Di luaran, alumni UI terkenal kuat memiliki kemampuan untuk membuat komunikasi perusahaan ataupun pemerintahan yang baik, dan bahkan mampu menangani dengan baik komunikasi yang terjadi di saat krisis.
Setelah protes masyarakat meluas, baik dilakukan oleh kalangan civitas akademika Universitas Indonesia (UI) maupun publik umum lainnya terkait kasus "Doktor Bahlil", UI akhirnya buka suara.
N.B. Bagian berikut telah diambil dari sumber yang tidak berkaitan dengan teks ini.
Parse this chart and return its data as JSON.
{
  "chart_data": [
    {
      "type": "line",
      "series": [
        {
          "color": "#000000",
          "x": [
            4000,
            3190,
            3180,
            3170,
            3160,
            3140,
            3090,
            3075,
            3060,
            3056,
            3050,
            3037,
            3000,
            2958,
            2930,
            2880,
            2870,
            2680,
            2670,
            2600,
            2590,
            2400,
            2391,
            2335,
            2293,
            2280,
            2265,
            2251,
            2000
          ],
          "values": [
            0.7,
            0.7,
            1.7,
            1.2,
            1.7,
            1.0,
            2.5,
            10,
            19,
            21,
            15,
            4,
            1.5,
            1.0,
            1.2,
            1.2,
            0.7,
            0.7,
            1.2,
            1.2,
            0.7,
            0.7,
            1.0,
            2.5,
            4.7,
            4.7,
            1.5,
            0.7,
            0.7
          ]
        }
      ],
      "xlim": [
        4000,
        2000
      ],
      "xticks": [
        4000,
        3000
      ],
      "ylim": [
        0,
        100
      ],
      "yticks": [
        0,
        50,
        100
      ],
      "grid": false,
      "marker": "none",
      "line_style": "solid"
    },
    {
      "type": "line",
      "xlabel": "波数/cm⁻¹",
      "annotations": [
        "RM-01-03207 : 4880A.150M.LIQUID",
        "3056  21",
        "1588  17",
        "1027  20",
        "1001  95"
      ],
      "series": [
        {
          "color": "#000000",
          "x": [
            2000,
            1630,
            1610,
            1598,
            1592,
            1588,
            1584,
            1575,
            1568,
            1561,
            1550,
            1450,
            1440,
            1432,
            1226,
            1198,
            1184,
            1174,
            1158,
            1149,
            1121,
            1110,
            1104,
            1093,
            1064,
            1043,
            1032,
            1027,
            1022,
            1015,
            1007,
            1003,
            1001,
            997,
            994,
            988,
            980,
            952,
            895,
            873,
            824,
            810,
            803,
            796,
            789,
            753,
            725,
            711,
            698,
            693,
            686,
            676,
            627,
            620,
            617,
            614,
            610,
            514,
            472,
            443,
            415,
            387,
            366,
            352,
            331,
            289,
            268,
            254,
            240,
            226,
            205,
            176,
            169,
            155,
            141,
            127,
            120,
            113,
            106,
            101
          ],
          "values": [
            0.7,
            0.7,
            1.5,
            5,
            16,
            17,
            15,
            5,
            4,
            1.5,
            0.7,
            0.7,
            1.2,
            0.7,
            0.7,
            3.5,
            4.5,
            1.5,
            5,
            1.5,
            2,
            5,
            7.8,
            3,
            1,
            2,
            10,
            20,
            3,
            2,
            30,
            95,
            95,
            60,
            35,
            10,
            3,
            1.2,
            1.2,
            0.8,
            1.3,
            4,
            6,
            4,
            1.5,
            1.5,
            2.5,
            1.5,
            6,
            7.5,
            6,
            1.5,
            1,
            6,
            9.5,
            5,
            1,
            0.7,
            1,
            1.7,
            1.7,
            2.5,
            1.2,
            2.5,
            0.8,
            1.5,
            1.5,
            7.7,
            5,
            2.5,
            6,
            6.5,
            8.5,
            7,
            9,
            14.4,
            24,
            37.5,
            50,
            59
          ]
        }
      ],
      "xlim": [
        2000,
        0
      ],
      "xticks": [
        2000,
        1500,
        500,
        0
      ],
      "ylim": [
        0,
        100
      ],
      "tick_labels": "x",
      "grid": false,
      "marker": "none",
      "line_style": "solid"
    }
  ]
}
Menggelar konferensi pers, dan mengeluarkan siaran pers untuk menanggapi polemik dugaan pelanggaran akademik dan etik di Sekolah Kajian Stratejik dan Global (SKSG).Â
Dalam pernyataan resminya, UI menegaskan bahwa keputusan yang diambil bukan keputusan sepihak, melainkan hasil musyawarah Empat Organ utama UI, yaitu Rektor, Majelis Wali Amanat (MWA), Senat Akademik (SA) dan Dewan Guru Besar (DGB).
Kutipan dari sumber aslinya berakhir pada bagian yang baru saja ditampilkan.